Kyoto University professor Kazutoshi Mori shares this year's Albert Lasker Basic Medical Research Award with Peter Walter of the University of California, San Francisco, for unraveling the inner workings of the cell to process proteins that serve as a basis for ongoing drug development for a range of illnesses, the Lasker Foundation said Monday.

The award ceremony will be held in New York on Sept. 19. It is considered the most prestigious medical prize in the United States and its recipients include a number of subsequent Nobel laureates.

The intracellular mechanism concerns a minute membrane organ called the endoplasmic reticulum and is called the unfolded protein response. It detects harmful misfolded proteins and prompts the nucleus to carry out corrective measures.

Based on this finding, research is undertaken in various parts of the world to develop drugs to treat various ailments, including cancer, diabetes and Parkinson's disease.

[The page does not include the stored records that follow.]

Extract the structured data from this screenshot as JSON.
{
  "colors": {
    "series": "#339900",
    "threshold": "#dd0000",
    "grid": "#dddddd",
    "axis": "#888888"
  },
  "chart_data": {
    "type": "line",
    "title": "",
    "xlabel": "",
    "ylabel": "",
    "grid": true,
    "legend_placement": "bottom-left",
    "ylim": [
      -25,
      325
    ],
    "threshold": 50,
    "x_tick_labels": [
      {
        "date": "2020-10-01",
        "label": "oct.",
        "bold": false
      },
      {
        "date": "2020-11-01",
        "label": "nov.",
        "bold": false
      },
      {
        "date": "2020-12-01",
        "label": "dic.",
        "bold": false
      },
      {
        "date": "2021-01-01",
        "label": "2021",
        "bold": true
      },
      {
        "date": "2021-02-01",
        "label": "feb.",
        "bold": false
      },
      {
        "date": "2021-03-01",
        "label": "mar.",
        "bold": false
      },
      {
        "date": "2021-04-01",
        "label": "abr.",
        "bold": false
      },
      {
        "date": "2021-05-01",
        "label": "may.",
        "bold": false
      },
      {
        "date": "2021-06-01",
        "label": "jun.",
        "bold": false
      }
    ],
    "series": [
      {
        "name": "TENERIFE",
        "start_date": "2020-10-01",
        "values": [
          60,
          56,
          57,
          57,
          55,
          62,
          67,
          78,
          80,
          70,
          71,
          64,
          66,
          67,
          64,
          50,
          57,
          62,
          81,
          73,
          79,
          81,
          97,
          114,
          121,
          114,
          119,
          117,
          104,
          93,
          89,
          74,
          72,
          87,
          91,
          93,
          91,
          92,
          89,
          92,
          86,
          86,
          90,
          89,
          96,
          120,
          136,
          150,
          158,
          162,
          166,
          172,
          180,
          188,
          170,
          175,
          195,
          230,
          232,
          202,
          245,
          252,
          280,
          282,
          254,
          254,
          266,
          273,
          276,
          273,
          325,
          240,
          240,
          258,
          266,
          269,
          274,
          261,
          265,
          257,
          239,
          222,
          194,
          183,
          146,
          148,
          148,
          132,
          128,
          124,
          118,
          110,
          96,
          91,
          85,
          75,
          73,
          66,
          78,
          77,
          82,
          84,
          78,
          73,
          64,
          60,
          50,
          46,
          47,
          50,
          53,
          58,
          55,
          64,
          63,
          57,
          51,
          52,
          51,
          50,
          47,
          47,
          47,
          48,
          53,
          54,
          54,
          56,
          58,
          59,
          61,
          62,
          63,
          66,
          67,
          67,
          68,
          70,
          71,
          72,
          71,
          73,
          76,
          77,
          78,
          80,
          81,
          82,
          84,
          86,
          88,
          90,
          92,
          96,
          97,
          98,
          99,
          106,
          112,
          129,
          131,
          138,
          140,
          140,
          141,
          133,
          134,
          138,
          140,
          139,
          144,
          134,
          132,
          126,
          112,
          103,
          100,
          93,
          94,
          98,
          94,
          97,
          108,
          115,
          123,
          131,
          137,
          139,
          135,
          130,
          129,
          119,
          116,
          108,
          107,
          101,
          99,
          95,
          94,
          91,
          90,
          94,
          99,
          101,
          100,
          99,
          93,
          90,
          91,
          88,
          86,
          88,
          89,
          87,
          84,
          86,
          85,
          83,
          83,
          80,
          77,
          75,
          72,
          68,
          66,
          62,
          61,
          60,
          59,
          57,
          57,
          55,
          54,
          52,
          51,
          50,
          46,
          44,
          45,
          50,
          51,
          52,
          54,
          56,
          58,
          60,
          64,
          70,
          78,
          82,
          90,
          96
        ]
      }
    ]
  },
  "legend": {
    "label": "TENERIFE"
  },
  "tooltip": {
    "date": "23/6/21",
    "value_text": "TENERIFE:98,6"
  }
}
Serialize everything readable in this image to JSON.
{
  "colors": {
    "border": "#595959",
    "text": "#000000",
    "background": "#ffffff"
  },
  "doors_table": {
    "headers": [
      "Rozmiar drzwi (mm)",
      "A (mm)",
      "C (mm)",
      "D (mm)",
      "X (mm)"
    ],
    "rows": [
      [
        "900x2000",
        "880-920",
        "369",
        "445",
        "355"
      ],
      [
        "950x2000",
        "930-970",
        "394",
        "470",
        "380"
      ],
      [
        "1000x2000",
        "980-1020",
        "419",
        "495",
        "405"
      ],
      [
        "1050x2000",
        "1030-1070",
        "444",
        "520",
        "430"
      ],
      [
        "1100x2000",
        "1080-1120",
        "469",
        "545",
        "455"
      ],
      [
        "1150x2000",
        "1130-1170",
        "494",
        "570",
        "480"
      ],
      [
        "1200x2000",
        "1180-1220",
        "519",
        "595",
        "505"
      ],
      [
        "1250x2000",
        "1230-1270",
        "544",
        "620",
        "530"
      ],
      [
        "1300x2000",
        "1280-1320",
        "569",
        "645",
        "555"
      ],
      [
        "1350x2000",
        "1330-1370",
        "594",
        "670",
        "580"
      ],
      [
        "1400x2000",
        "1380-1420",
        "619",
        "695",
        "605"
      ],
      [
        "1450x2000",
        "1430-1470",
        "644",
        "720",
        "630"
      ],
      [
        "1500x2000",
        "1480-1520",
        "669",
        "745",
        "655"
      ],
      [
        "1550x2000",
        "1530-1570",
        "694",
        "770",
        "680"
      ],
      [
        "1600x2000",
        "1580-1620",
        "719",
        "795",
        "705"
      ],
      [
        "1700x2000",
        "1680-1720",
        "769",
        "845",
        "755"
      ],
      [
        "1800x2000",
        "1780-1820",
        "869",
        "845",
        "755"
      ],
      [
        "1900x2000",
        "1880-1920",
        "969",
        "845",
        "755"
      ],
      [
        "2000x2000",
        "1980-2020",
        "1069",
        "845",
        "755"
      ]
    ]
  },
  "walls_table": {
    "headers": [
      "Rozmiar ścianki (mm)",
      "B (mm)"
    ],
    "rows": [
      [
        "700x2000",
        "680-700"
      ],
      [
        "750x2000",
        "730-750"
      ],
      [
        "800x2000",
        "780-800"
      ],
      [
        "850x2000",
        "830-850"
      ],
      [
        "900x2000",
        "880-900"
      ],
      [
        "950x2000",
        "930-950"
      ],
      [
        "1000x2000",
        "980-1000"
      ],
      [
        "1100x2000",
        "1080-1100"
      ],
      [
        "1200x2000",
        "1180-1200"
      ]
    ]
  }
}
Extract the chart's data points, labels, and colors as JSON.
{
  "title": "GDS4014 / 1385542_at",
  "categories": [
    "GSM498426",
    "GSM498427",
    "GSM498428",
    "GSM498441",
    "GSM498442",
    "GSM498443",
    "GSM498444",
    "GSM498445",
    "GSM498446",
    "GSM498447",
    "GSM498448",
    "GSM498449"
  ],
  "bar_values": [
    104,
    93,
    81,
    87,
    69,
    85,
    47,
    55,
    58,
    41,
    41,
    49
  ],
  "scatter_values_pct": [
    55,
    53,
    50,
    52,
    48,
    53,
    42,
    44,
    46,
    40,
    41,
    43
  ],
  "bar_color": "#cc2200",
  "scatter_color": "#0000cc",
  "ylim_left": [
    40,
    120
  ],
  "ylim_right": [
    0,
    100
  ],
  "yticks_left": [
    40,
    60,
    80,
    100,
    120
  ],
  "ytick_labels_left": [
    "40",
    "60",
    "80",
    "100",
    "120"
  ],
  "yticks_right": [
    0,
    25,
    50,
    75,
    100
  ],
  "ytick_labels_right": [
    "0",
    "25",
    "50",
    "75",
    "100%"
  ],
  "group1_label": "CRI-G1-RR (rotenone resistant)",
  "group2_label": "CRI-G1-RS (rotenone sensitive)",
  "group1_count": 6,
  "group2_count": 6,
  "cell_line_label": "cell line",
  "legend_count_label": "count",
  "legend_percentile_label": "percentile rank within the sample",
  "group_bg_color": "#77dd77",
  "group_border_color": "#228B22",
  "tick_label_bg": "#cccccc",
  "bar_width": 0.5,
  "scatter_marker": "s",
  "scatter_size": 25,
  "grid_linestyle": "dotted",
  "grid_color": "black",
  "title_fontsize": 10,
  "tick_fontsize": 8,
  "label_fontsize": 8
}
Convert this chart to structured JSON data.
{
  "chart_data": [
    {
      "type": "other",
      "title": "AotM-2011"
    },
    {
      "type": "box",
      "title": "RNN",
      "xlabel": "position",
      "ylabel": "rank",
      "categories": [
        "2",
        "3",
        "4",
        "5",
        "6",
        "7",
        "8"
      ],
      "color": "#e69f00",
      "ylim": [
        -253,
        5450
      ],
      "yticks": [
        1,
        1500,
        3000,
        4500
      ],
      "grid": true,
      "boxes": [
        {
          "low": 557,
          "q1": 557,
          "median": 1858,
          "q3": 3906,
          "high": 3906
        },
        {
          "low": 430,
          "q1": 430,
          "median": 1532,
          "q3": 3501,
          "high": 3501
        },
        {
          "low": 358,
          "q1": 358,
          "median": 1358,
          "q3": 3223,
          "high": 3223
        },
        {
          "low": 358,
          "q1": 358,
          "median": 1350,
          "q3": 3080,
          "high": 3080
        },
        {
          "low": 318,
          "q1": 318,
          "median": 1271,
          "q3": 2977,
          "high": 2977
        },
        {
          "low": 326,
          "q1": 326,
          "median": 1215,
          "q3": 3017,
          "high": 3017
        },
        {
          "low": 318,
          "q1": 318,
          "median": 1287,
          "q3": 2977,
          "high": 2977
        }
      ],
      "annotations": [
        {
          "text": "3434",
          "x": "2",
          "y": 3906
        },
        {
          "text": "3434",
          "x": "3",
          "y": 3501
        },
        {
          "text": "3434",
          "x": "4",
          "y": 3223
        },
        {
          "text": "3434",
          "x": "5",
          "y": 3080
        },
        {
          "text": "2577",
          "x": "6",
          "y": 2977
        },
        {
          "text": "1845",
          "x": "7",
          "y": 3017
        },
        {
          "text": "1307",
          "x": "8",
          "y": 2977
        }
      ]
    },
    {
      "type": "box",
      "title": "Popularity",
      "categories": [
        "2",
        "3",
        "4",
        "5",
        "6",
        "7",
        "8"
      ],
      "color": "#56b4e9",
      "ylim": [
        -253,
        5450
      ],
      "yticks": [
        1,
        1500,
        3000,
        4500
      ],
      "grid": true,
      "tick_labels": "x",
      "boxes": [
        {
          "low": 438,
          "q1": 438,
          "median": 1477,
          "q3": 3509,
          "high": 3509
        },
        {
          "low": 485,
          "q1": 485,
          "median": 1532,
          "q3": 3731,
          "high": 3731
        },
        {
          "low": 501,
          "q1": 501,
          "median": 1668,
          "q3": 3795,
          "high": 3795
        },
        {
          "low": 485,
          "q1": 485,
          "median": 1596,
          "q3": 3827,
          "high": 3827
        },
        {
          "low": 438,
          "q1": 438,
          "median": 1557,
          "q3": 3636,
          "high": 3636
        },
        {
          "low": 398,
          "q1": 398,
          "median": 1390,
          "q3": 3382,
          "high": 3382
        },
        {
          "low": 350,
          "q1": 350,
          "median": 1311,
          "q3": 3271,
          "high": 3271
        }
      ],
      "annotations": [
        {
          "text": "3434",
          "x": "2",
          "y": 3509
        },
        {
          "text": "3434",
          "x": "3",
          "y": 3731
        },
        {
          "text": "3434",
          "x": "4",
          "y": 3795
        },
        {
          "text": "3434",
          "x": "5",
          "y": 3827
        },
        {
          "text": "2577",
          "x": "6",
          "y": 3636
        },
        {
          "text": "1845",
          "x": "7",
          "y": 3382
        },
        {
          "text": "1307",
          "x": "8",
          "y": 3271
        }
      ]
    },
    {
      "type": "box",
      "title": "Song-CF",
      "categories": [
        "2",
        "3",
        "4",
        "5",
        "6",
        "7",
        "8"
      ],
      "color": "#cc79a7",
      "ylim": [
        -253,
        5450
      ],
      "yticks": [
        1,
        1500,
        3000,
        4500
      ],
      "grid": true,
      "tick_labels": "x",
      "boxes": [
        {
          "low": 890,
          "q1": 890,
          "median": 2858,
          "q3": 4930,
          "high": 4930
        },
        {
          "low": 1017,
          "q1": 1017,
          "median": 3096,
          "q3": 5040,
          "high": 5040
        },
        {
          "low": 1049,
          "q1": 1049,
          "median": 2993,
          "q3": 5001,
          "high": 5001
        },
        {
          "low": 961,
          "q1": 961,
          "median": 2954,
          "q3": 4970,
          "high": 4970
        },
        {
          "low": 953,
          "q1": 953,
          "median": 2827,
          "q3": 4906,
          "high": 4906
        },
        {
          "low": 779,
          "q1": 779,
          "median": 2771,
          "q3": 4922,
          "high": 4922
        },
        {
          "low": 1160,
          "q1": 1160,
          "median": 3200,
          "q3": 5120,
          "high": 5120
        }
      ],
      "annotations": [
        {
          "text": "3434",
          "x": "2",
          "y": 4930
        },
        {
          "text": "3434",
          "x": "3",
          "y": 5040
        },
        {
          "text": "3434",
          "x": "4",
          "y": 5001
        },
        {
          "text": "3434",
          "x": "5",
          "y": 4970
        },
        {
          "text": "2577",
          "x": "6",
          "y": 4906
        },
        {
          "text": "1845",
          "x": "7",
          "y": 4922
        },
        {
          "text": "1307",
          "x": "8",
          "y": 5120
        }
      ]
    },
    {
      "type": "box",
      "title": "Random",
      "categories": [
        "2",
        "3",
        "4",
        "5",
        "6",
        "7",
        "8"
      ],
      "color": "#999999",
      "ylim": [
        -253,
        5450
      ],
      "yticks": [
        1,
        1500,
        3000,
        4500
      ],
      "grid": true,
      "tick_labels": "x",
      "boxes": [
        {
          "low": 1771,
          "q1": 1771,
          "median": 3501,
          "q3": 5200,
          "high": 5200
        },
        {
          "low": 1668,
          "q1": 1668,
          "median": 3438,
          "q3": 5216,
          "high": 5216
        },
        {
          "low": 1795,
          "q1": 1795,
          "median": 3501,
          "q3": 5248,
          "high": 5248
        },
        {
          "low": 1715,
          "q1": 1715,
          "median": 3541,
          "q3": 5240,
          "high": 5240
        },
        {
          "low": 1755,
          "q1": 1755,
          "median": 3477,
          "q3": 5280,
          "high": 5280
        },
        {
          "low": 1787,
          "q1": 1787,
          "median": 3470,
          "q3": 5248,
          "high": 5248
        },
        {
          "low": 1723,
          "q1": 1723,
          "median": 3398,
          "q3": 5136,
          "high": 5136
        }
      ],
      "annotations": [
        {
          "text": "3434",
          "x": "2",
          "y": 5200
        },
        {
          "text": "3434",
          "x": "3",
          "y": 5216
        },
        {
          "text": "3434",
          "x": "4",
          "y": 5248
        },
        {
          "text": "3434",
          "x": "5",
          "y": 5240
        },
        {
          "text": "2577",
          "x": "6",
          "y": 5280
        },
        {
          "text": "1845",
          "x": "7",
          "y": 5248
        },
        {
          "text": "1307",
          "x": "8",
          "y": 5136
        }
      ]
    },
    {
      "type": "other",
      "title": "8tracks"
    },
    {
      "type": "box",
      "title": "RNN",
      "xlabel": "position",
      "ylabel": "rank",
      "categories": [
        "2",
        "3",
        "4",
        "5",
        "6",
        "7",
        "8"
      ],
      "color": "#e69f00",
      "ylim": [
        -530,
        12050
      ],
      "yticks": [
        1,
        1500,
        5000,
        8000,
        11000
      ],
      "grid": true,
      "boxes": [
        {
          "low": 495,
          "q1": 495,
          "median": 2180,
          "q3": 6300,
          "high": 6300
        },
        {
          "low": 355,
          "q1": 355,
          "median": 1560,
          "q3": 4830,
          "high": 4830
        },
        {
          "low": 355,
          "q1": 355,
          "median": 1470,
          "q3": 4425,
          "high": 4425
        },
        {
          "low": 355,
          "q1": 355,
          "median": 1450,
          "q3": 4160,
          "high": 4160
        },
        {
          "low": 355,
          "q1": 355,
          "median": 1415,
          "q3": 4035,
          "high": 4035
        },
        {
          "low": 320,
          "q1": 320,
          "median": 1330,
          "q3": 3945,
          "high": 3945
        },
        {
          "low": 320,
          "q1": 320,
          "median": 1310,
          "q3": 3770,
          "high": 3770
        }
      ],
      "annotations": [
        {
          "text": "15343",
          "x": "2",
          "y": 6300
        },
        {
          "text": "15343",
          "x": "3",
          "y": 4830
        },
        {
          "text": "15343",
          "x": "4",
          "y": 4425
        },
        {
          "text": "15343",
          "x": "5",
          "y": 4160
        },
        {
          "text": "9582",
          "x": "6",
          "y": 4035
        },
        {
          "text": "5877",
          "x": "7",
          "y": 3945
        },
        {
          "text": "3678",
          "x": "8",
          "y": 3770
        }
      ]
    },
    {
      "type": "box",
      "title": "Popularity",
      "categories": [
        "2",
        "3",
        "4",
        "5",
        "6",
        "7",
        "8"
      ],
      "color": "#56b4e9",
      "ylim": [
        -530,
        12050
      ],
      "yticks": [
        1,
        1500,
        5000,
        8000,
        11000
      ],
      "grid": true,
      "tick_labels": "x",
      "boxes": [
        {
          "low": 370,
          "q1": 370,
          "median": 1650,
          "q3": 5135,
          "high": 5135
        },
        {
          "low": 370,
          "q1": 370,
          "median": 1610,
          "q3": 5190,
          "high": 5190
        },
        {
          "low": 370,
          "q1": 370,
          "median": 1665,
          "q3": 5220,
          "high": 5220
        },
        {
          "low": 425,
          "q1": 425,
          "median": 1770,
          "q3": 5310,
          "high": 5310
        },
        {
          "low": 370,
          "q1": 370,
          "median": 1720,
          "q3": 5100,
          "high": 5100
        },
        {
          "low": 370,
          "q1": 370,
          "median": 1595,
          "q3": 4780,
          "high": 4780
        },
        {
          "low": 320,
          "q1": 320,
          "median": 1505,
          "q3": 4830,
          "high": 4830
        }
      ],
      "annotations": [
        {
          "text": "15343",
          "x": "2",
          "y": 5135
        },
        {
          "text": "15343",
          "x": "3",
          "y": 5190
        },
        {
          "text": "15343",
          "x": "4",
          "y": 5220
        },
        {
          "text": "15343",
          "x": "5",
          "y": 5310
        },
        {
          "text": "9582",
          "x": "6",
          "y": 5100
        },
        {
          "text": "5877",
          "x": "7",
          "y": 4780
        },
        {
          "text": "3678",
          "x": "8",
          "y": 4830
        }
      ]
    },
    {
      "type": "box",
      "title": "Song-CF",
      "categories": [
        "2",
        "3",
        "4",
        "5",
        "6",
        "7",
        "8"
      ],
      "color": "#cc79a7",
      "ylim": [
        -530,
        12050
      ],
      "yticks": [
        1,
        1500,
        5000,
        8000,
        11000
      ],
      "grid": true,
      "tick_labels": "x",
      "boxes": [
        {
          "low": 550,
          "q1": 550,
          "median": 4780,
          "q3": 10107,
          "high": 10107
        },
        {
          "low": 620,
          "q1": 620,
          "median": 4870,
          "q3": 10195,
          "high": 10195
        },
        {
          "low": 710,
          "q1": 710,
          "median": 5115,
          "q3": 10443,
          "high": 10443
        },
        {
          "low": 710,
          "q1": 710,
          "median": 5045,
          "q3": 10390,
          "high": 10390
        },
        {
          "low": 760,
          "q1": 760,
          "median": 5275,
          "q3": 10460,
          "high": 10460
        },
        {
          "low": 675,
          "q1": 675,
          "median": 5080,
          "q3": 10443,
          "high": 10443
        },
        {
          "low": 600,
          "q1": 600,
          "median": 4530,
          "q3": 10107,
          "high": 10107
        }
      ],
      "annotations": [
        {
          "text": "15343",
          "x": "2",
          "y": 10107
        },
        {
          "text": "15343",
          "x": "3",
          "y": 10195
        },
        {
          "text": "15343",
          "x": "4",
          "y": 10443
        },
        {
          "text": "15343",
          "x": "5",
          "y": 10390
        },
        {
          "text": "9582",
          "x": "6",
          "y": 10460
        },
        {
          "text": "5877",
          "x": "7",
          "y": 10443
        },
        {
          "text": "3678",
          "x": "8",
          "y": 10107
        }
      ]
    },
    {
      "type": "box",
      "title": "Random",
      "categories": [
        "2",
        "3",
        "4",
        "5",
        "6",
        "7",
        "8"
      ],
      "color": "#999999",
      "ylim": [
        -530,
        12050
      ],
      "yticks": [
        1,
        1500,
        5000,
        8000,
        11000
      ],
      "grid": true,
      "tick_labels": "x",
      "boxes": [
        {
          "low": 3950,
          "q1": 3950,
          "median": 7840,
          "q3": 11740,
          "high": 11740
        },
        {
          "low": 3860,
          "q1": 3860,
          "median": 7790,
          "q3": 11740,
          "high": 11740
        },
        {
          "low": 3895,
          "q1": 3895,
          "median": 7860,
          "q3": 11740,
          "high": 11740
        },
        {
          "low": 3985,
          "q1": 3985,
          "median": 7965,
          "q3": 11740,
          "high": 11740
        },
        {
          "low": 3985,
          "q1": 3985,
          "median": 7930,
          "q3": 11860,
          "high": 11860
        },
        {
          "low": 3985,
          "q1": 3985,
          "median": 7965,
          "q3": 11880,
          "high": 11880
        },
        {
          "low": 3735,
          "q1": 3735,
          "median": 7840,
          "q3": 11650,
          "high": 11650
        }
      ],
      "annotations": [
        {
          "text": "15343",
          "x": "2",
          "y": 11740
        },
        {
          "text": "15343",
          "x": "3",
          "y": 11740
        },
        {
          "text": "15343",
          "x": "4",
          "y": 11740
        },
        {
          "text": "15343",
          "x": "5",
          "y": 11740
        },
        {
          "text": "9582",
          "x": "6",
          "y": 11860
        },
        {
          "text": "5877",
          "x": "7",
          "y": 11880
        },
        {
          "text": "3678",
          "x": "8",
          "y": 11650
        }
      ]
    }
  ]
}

Mori, 56, hails from Kurashiki, Okayama Prefecture, and graduated from Kyoto University in 1981. He has been serving as professor at the university since 2003.

He is the seventh Japanese to receive the award from the New York-based foundation. Past Japanese recipients include Shinya Yamanaka, Susumu Tonegawa and Akira Endo. Yamanaka and Tonegawa were also Nobel recipients in medicine.